Für jene Menschen die in Armut und Not oder unter Kriegsbedingungen leben, war nicht nur die Coronazeit höllenartig, so ist für sie der graue Alltag. Dafür will uns wohl Emmanuel Bornstein durch sein überraschend farbenfrohes Gemälde „Unterschlupf II“ und die traurigen, ermüdeten Blicke seiner Gestalten sensibilisieren.
Zuversicht, Ästhetik und Lebensfreude
Nicht alle Kunstschaffenden präsentieren sozial engagierte Kunst oder weisen eine düstere Weltauffassung auf. Angelika J. Trojnarski und Katsuhiko Matsubara drücken ihre optimistische Weltauffassung durch bunte impressionistische Bilder aus. Die Grafik der ersteren Künstlerin mit dem Titel „Geflimmer“, gibt mittels Farbflecken in gemischter Technik den Eindruck einer stillen Landschaft mit hohen bewaldeten Felsen und einem tiefen Flusstal, die an traditionelle japanische und chinesische Landschaften erinnert. Das Gemälde von Matsubara heißt „Soraniwa“, das etwa als „Himmelsgarten“ aus dem Japanischen übersetzt wird und lässt Eindrücke von lilafarbenen Blumen, wahrscheinlich Schwertlilien, über einem Wasserspiegel erkennen.
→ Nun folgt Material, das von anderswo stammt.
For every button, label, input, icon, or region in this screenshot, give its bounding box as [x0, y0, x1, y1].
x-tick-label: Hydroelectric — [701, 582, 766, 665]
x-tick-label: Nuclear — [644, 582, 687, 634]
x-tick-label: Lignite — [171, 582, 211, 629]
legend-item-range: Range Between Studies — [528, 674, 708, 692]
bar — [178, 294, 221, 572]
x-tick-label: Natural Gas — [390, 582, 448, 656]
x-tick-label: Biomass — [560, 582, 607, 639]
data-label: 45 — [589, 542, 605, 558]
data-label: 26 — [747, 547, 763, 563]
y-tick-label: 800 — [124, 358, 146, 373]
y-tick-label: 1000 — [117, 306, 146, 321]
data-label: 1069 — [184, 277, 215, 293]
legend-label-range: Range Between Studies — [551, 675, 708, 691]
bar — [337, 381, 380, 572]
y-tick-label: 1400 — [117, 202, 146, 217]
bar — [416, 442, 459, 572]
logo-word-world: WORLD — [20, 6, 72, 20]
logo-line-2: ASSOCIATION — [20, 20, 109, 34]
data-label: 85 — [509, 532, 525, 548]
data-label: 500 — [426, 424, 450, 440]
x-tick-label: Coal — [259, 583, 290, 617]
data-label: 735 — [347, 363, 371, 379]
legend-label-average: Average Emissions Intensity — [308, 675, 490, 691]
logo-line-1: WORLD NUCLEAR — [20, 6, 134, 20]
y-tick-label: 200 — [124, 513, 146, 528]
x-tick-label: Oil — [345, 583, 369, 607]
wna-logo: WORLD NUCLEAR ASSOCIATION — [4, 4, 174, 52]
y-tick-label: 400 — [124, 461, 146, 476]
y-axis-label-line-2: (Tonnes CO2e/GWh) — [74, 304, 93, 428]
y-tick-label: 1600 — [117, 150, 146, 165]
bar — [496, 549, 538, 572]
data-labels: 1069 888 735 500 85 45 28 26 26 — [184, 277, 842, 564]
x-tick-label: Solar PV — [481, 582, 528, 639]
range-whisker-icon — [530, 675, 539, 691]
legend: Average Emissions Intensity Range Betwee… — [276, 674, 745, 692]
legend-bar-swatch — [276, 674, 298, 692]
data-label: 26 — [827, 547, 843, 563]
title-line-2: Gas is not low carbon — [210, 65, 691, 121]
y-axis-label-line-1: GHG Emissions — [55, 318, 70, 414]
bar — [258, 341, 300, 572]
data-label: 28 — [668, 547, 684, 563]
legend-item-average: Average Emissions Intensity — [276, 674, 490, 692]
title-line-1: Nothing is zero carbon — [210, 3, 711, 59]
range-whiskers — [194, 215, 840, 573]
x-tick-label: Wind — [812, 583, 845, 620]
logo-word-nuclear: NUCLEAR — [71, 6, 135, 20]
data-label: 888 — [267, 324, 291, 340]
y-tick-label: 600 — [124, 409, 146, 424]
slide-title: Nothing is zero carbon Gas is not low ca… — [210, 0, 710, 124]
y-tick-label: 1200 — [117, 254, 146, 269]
Simone Haack bietet in ihren Gemälden ein nahes Beobachten des langen Haars und der Lichtspiele, die ihr Glänzen über wellenartige rote Strähnen oder blonde Locken werfen.
Hätte man einen Schönheitswettbewerb im Rahmen der Ausstellung organisiert, so hätte wohl das „Stillleben in Rot“ mit Böhmischen Kristallgegenständen und Blumen von Malgosia Jankowska den ersten Preis gewonnen. Auch dieses ist kein klassisches Werk, es wirkt modern durch das Fehlen jeglicher Umrisse, durch die rot-weiß-Kontraste, durch das Vorhandensein eines Papageis im Flug und vielleicht ein wenig orientalisch durch das Füllen des ganzen Raumes mit Gegenständen oder verschiedenen Texturen. Dennoch liegt die Meisterschaft der Künstlerin darin, dass ihre Bildkomposition ausgeglichen ist und überraschenderweise nicht überfüllt wirkt.
Die fröhlichsten und buntesten Werke der Ausstellung müssen wohl zwei abstrakte Gemälde in hellen Farben mit aufgebrachten Textilstreifen auf Leinwand des äthiopischen Künstlers Tegene Kunbi sein, in denen sein afrikanisches Kulturerbe zur Geltung kommt. Eines begleitet die Besucher gleich am Eingang und „Schau und lach!“ schließt die Ausstellung ab.
Besucht werden kann die Wanderausstellung noch bis Ende dieser Woche, dem 23. Februar.